@informateur.ci- Face à la décision des États-Unis d’instaurer à partir du 8 août des tarifs douaniers de 30 % sur plusieurs produits sud-africains, Pretoria a dévoilé un plan de réponse alliant soutien économique, diplomatie et diversification stratégique.
Présenté lundi, ce plan comprend un guichet spécial pour les exportateurs afin d’identifier de nouveaux débouchés, notamment en Afrique, en Asie et au Moyen-Orient. Un programme d’aide à la compétitivité, incluant facilités de trésorerie et équipements industriels, est également prévu pour amortir le choc tarifaire.
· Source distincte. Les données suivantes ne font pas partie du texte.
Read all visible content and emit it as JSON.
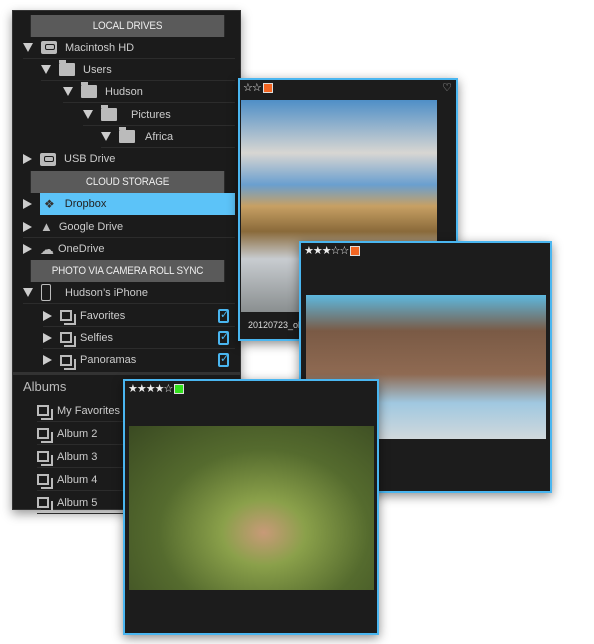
{
  "sidebar": {
    "local_drives_header": "LOCAL DRIVES",
    "local": [
      {
        "label": "Macintosh HD",
        "icon": "hard-drive-icon"
      },
      {
        "label": "Users",
        "icon": "folder-icon"
      },
      {
        "label": "Hudson",
        "icon": "folder-icon"
      },
      {
        "label": "Pictures",
        "icon": "folder-icon"
      },
      {
        "label": "Africa",
        "icon": "folder-icon"
      },
      {
        "label": "USB Drive",
        "icon": "hard-drive-icon"
      }
    ],
    "cloud_header": "CLOUD STORAGE",
    "cloud": [
      {
        "label": "Dropbox",
        "icon": "dropbox-icon",
        "selected": true
      },
      {
        "label": "Google Drive",
        "icon": "google-drive-icon"
      },
      {
        "label": "OneDrive",
        "icon": "onedrive-icon"
      }
    ],
    "camera_header": "PHOTO VIA CAMERA ROLL SYNC",
    "device": "Hudson’s iPhone",
    "camera": [
      {
        "label": "Favorites"
      },
      {
        "label": "Selfies"
      },
      {
        "label": "Panoramas"
      }
    ],
    "albums_title": "Albums",
    "albums": [
      "My Favorites",
      "Album 2",
      "Album 3",
      "Album 4",
      "Album 5"
    ]
  },
  "cards": [
    {
      "stars": "☆☆",
      "label_color": "#f26522",
      "caption": "20120723_oly",
      "heart": "♡"
    },
    {
      "stars": "★★★☆☆",
      "label_color": "#f26522"
    },
    {
      "stars": "★★★★☆",
      "label_color": "#33e01e"
    }
  ],
  "colors": {
    "accent": "#4ab6f0",
    "selection": "#5cc3f8"
  }
}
Le Fonds d’appui à la production locale (LSF) sera mobilisé pour favoriser la substitution aux importations et renforcer l’industrie locale. Parallèlement, une dérogation temporaire à la loi sur la concurrence permettra aux entreprises exportatrices de coopérer pour mutualiser coûts logistiques et informations stratégiques.
Des mesures sociales visent à atténuer l’impact sur l’emploi. Le Fonds d’assurance chômage (UIF) est activé, alors que la South African Reserve Bank estime à 100 000 le nombre d’emplois menacés, en particulier dans les secteurs automobile et agricole. Déjà, les exportations de voitures vers les États-Unis ont chuté de plus de 80 %, et les producteurs de raisins, d’agrumes et de vins s’inquiètent.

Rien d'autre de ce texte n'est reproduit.